Ulf Andersson points out that both national and European legislators have realized that working with healthcare data on an international level requires proper legislation: “There is a big discussion running in Germany at the moment on how this will happen, and the European Union is also dealing with the issue.” These discussions are fueled by an increasing interest of hospitals and other medical care providers to use cloud-based solutions. This interest is not only driven by the demand for better accessibility of data and tools and for better infrastructures for cooperative care scenarios. It is also, and probably mainly, driven by financial considerations.

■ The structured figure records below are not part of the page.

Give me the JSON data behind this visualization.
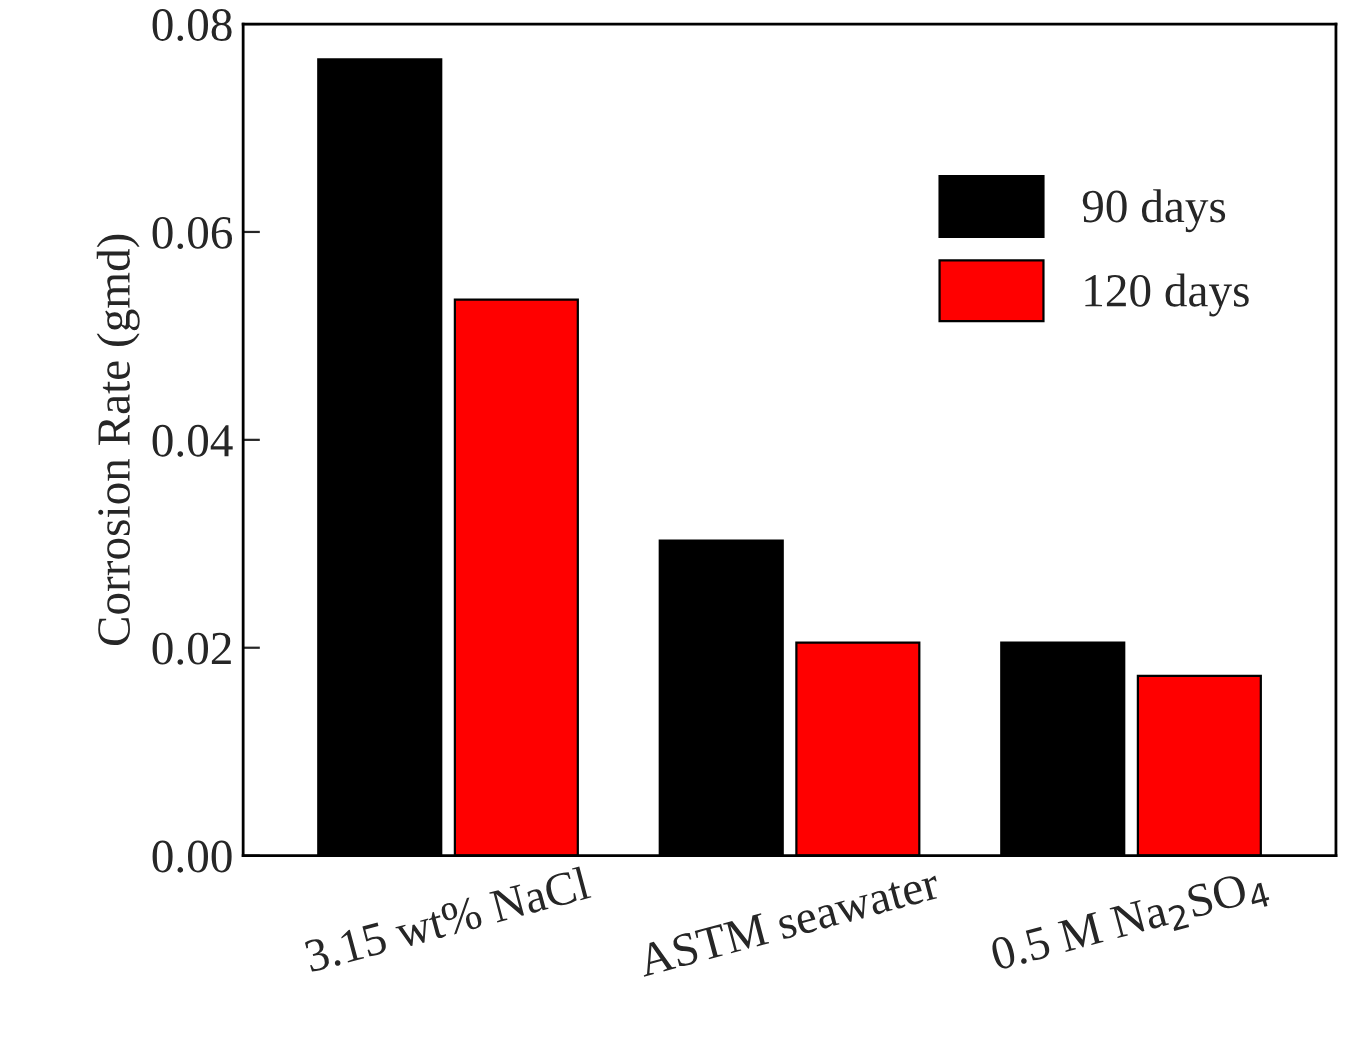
{
  "chart_data": {
    "type": "bar",
    "ylabel": "Corrosion Rate (gmd)",
    "categories": [
      "3.15 wt% NaCl",
      "ASTM seawater",
      "0.5 M Na$_{2}$SO$_{4}$"
    ],
    "series": [
      {
        "name": "90 days",
        "color": "#000000",
        "values": [
          0.0766,
          0.0303,
          0.0205
        ]
      },
      {
        "name": "120 days",
        "color": "#ff0000",
        "values": [
          0.0535,
          0.0205,
          0.0173
        ]
      }
    ],
    "ylim": [
      0,
      0.08
    ],
    "yticks": [
      {
        "value": 0,
        "label": "0.00"
      },
      {
        "value": 0.02,
        "label": "0.02"
      },
      {
        "value": 0.04,
        "label": "0.04"
      },
      {
        "value": 0.06,
        "label": "0.06"
      },
      {
        "value": 0.08,
        "label": "0.08"
      }
    ],
    "legend": "top right",
    "grid": false
  }
}
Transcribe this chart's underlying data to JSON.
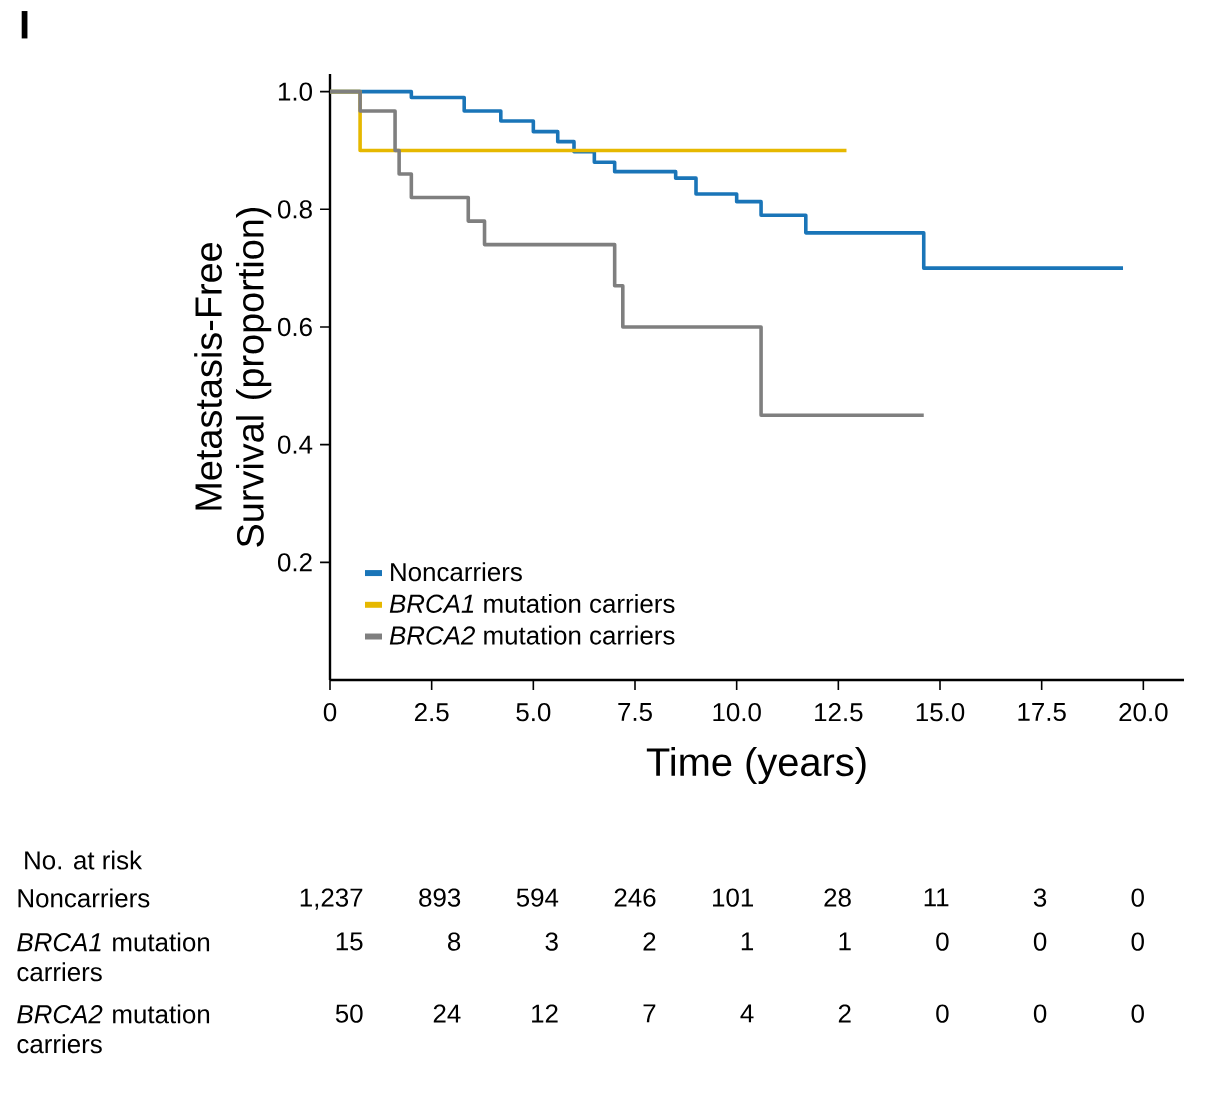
{
  "chart_data": {
    "type": "step",
    "title": "I",
    "xlabel": "Time (years)",
    "ylabel": "Metastasis-Free Survival (proportion)",
    "xlim": [
      0,
      21
    ],
    "ylim": [
      0,
      1.03
    ],
    "xticks": [
      0,
      {
        "value": 2.5,
        "label": "2.5"
      },
      {
        "value": 5,
        "label": "5.0"
      },
      {
        "value": 7.5,
        "label": "7.5"
      },
      {
        "value": 10,
        "label": "10.0"
      },
      {
        "value": 12.5,
        "label": "12.5"
      },
      {
        "value": 15,
        "label": "15.0"
      },
      {
        "value": 17.5,
        "label": "17.5"
      },
      {
        "value": 20,
        "label": "20.0"
      }
    ],
    "yticks": [
      0.2,
      0.4,
      0.6,
      0.8,
      {
        "value": 1,
        "label": "1.0"
      }
    ],
    "legend": "bottom left",
    "grid": false,
    "marker": "none",
    "line_style": "solid",
    "series": [
      {
        "name": "Noncarriers",
        "color": "#1a75b8",
        "x": [
          0,
          1.2,
          2.0,
          3.3,
          4.2,
          5.0,
          5.6,
          6.0,
          6.5,
          7.0,
          8.5,
          9.0,
          10.0,
          10.6,
          11.7,
          14.6,
          19.5
        ],
        "values": [
          1.0,
          1.0,
          0.99,
          0.967,
          0.95,
          0.932,
          0.915,
          0.898,
          0.88,
          0.864,
          0.853,
          0.826,
          0.813,
          0.79,
          0.76,
          0.7,
          0.7
        ]
      },
      {
        "name": "*BRCA1* mutation carriers",
        "color": "#e6b800",
        "x": [
          0,
          0.74,
          12.7
        ],
        "values": [
          1.0,
          0.9,
          0.9
        ]
      },
      {
        "name": "*BRCA2* mutation carriers",
        "color": "#7f7f7f",
        "x": [
          0,
          0.74,
          1.6,
          1.7,
          2.0,
          3.4,
          3.8,
          7.0,
          7.2,
          10.6,
          14.6
        ],
        "values": [
          1.0,
          0.967,
          0.9,
          0.86,
          0.82,
          0.78,
          0.74,
          0.67,
          0.6,
          0.45,
          0.45
        ]
      }
    ],
    "annotations": [
      "No. at risk",
      "Noncarriers",
      "1,237",
      "893",
      "594",
      "246",
      "101",
      "28",
      "11",
      "3",
      "0",
      "*BRCA1* mutation carriers",
      "15",
      "8",
      "3",
      "2",
      "1",
      "1",
      "0",
      "0",
      "0",
      "*BRCA2* mutation carriers",
      "50",
      "24",
      "12",
      "7",
      "4",
      "2",
      "0",
      "0",
      "0"
    ]
  }
}
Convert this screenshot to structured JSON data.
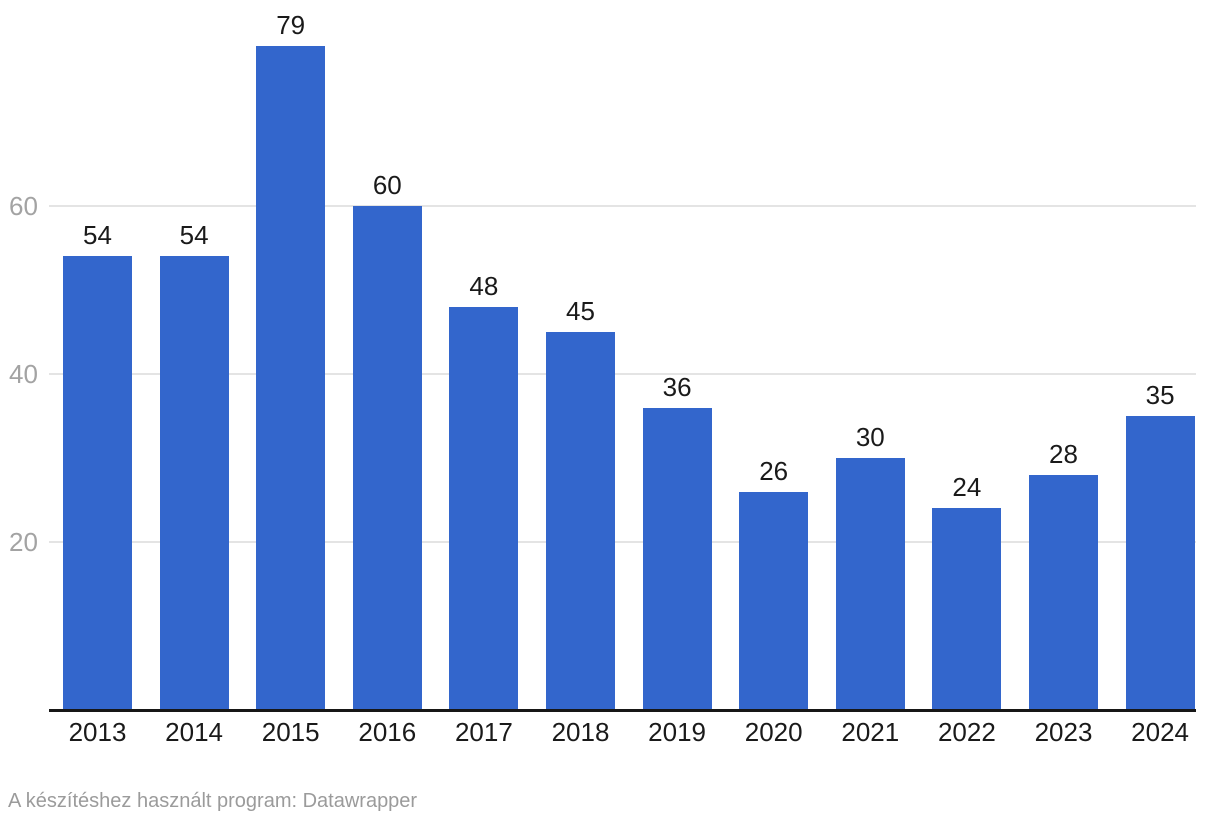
{
  "chart_data": {
    "type": "bar",
    "title": "",
    "xlabel": "",
    "ylabel": "",
    "categories": [
      "2013",
      "2014",
      "2015",
      "2016",
      "2017",
      "2018",
      "2019",
      "2020",
      "2021",
      "2022",
      "2023",
      "2024"
    ],
    "values": [
      54,
      54,
      79,
      60,
      48,
      45,
      36,
      26,
      30,
      24,
      28,
      35
    ],
    "y_ticks": [
      20,
      40,
      60
    ],
    "ylim": [
      0,
      84.5
    ],
    "grid": true,
    "legend": false,
    "value_labels_shown": true,
    "colors": {
      "bar": "#3366cc",
      "value_label": "#1a1a1a",
      "x_label": "#1a1a1a",
      "y_tick_label": "#a3a3a3",
      "gridline": "#e4e4e4",
      "axis_line": "#171717",
      "footer_text": "#9b9b9b",
      "background": "#ffffff"
    }
  },
  "footer": {
    "text": "A készítéshez használt program: Datawrapper"
  }
}
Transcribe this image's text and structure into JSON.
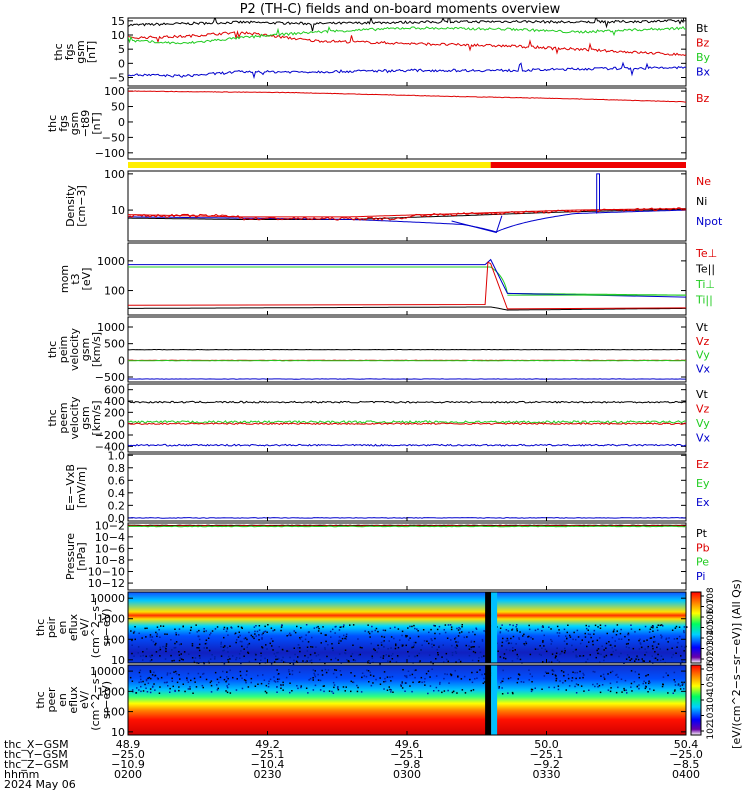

The business model perspective

Cloud-based healthcare IT services reduce or indeed eliminate investment costs and replace them with running costs. For a hospital, this can be attractive since the hospital administration does not have to knock at the door of local politicians every couple of years to get money for major IT investments. Instead, a hospital CEO can present the funders a yearly bill that shows what running a hospital IT infrastructure actually costs, and at the same time reduce the workload of his own IT department.

Andersson insists that this can be attractive not only for big hospitals but also for smaller facilities: “Even when we talk about small private clinics with four to five doctors, I see no compelling reason why it should be necessary to purchase an expensive IT solution instead of using a cloud-based service that enables the user to deploy whatever tool and whatever client wherever they want. And in addition, they don’t have to become IT gurus themselves to maintain the system.”

Peder Jest, too, is convinced that turning investment costs into running costs is a helpful concept: “If the providers succeed in offering us business solutions for cloud-based healthcare IT that work financially and that offer additional value to our patients at the same time, then the concept certainly will take off. At the moment, one of the problems is that many executives still know nothing about cloud computing. They stick to what they know and are not aware that there might be a technology can offer both patient benefit and a reasonable business model.”